Frequency table of qualitative data summarizes frequencies of each possible value of a categorical variable.
The frequency table can also be used to summarize quantitative data by transforming it to qualitative data. All possible values of the quantitative data are divided into several intervals which are not overlapped with each other and the number of observations belong to each interval is counted to make a frequency table.
In Example 2.3.1, a bar graph of the gender variable in a class was drawn by using the raw data shown in Table 4.1.1. The bar graph was able to be drawn by using the frequencies of male and female students.
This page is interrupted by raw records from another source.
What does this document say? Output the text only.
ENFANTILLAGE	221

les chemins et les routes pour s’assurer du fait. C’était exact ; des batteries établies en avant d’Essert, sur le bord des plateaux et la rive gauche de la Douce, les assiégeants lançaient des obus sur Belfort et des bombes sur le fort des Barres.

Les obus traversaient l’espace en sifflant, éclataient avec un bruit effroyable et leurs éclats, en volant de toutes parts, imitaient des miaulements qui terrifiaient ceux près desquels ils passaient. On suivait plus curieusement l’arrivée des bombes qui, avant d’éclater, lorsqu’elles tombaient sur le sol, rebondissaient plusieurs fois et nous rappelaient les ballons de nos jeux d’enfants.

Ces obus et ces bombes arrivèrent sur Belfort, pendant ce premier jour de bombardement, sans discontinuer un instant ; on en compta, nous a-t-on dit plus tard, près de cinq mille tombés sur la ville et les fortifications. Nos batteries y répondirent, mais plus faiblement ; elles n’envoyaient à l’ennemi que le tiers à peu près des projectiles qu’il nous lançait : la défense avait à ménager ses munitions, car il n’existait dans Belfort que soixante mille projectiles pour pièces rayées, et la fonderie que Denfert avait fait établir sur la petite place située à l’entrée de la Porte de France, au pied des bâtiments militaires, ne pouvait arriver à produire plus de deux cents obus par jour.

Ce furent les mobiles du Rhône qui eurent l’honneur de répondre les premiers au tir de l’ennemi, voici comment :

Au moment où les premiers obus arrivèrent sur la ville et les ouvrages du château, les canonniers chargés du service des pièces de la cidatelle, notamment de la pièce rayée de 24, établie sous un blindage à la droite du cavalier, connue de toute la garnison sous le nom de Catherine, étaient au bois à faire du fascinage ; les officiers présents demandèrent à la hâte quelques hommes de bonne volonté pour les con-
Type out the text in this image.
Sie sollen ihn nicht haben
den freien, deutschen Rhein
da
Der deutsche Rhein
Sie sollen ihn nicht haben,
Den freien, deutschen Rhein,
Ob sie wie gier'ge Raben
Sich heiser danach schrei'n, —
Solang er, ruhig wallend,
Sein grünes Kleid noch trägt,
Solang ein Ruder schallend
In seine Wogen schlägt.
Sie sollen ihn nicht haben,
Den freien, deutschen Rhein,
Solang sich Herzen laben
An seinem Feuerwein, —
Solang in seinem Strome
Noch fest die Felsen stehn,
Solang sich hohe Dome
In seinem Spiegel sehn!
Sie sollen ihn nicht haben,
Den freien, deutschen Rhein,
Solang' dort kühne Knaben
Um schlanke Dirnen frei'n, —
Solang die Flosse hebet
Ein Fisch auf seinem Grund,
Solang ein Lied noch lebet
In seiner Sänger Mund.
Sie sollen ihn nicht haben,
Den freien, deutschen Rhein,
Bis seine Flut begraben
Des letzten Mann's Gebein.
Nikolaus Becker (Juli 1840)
Use 『eStat』 to create a frequency table for this raw data of the gender variable.
Table 4.1.1 Gender raw data
Gender |
---|
1 |
2 |
1 |
2 |
1 |
1 |
1 |
2 |
1 |
2 |
[Ex] ⇨ eBook ⇨ EX040101_Categorical_Gender.csv.
Answer
Enter the gender data of Table 4.1.1 to 『eStat』 as in <Figure 4.1.1>. Use [Edit Var] button to enter the variable name ‘Gender’ and its value labels as 1 for ‘Male’ and 2 for ‘Female’ as in <Figure 4.1.2>. The data that were edited for their value labels must be saved in JSON format to ensure that the entered information is not lost. When you load a file in JSON format, you must also use the JSON Open icon which is for opening a file in JSON format.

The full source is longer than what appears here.